How to Keep Your Master Branch Green with Git

Posted on 2020-08-15

Most often I see a CI setup that leads to relatively common failed builds on the master branch. The setup I see the most often is:

Prepare a patch/change/PR/MR.
Run tests on that change. (And get reviews)
Apply the change to master.
Run the tests again on master.

This probably got adopted as the defacto standard because it is very easy to implement. Just run CI on every commit to the repo. However it makes it fairly easy for logical “merge conflicts” to get into master, which then causes the tests to fail in step 4, and everyone who pulls that branch will see unrelated issues when they run tests on their changes.

Latest-Green

The solution is quite simple, run the tests on the merged result before applying the changes to master. A simple solution replaces steps 3 and 4 with:

Apply the changes to staging.
When staging is green, fast-forward master to staging.

This is already a big improvement, master is now the “latest green”, and developers will not be blocked by broken code. However once staging goes red master will stop being updated until someone fixes it. This means that it still delays changes being published, both to production and to other developers for an extended period of time.

Auto-Revert

To make this strategy really shine you can apply auto-rollback to the staging branch. The exact policy here can be complicated, however here is a simple policy to start from.

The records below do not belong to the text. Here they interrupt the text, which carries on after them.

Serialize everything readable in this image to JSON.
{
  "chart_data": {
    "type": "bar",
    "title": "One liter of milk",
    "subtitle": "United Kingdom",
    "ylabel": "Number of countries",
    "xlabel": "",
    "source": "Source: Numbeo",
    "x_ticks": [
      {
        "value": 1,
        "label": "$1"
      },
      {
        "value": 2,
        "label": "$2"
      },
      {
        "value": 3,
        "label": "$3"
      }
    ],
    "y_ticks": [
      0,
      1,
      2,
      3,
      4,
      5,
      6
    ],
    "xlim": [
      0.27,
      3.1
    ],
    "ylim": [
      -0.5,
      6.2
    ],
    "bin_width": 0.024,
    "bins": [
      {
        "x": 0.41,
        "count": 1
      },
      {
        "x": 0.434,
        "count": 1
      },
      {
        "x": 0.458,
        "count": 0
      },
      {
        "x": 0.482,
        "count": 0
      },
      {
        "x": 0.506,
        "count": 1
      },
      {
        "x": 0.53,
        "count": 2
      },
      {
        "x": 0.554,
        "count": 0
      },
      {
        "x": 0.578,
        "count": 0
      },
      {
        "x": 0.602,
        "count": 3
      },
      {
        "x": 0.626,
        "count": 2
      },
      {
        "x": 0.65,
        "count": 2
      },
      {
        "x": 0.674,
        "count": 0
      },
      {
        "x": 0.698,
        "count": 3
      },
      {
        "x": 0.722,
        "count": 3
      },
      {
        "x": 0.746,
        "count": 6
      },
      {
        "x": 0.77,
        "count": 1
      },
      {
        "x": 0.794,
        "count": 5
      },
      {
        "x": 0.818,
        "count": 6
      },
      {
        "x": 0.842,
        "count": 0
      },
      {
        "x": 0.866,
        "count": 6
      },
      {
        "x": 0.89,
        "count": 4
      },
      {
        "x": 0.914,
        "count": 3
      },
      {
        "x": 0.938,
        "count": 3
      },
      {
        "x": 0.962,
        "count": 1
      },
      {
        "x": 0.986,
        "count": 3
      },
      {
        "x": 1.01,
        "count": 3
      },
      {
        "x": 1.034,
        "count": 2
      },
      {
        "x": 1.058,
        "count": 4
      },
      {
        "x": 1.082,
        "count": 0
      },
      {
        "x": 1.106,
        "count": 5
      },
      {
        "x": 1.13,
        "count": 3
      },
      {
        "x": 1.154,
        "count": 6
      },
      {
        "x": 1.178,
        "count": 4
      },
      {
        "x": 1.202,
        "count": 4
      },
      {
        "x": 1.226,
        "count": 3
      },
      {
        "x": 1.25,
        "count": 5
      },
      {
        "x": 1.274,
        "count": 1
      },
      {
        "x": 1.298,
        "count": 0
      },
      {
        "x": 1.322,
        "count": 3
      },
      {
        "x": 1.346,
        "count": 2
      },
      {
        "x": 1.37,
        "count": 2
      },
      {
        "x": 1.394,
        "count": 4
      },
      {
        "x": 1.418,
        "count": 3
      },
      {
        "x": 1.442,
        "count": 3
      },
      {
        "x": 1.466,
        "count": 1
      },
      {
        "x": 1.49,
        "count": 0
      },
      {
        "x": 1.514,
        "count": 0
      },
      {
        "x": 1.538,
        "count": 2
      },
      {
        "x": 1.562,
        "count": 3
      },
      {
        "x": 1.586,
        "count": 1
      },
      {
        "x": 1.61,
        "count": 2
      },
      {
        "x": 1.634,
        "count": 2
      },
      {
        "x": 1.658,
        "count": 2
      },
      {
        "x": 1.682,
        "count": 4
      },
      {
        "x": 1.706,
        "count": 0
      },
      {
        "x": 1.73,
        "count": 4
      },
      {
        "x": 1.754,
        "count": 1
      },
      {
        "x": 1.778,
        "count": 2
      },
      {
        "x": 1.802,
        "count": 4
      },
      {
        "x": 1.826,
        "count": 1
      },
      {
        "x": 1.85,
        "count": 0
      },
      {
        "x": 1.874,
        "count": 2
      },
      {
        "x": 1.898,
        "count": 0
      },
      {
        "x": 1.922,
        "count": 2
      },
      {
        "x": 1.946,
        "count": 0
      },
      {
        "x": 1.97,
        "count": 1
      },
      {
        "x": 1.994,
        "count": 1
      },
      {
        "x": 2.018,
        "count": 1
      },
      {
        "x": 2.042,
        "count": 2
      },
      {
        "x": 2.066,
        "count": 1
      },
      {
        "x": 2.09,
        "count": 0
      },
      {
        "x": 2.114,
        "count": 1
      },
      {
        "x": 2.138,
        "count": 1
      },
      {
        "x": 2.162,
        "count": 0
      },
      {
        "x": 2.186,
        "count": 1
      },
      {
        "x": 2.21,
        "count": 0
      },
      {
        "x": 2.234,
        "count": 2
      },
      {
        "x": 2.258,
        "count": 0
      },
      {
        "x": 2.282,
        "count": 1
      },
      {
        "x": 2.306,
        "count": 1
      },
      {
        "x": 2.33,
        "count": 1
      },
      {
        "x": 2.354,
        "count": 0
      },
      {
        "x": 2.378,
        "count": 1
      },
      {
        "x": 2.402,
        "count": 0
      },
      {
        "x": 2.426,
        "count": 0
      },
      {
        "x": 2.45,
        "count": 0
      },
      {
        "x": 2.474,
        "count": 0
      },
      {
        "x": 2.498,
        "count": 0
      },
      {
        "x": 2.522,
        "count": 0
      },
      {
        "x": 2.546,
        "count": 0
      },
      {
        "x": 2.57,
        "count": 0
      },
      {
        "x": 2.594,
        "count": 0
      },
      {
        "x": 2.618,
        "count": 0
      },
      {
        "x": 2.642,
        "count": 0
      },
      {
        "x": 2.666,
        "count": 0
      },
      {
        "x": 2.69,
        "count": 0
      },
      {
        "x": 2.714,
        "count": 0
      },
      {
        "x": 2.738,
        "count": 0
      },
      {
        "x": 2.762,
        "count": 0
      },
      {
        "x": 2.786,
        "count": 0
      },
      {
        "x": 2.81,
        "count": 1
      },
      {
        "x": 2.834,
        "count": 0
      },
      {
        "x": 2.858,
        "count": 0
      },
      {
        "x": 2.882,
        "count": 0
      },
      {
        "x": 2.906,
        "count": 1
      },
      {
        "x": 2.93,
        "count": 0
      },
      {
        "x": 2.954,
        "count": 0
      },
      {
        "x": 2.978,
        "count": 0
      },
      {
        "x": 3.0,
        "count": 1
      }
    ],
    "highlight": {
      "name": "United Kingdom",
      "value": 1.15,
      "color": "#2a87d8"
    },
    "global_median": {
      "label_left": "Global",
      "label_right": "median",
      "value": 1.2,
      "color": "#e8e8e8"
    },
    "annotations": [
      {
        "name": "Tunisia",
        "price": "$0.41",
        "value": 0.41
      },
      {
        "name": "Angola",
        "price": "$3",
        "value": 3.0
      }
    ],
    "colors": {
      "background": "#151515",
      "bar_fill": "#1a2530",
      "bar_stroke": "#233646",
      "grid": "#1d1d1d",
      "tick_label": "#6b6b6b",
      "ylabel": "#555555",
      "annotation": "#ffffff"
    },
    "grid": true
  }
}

If CI fails in staging remove that patch, and re-queue all the patches behind of it.

This assumes that the commit that failed was the problem, and optimistically assumes that the other commits are good.

Downsides

The major downside is that it can take a lot of CI resources or add a lot of latency to merges if commits are failing often. This is because you basically have two approaches to running CI when multiple patches are queued.

Optimistic: Merge all of the patches into staging and start CI immediately.
Pessimistic: Don’t start CI until the previous patch has passed.

If your CI is fast either approach will work. However if your time between patches is shorter on average than your CI latency your queue will build using the pessimistic strategy. The solution is to use the optimistic strategy which is optimal if you have no failures. However it will waste a lot of CI resources if a patch fails because all of the jobs behind it will (likely) fail as well, then be retried with a different base.

More complex strategies can be employed as well such as limiting the number of queued patches that CI runs on, if you base this number based on your expected failure rate it can be very effective.

Support

GitLab non-free editions support this
Bors supports this on GitHub.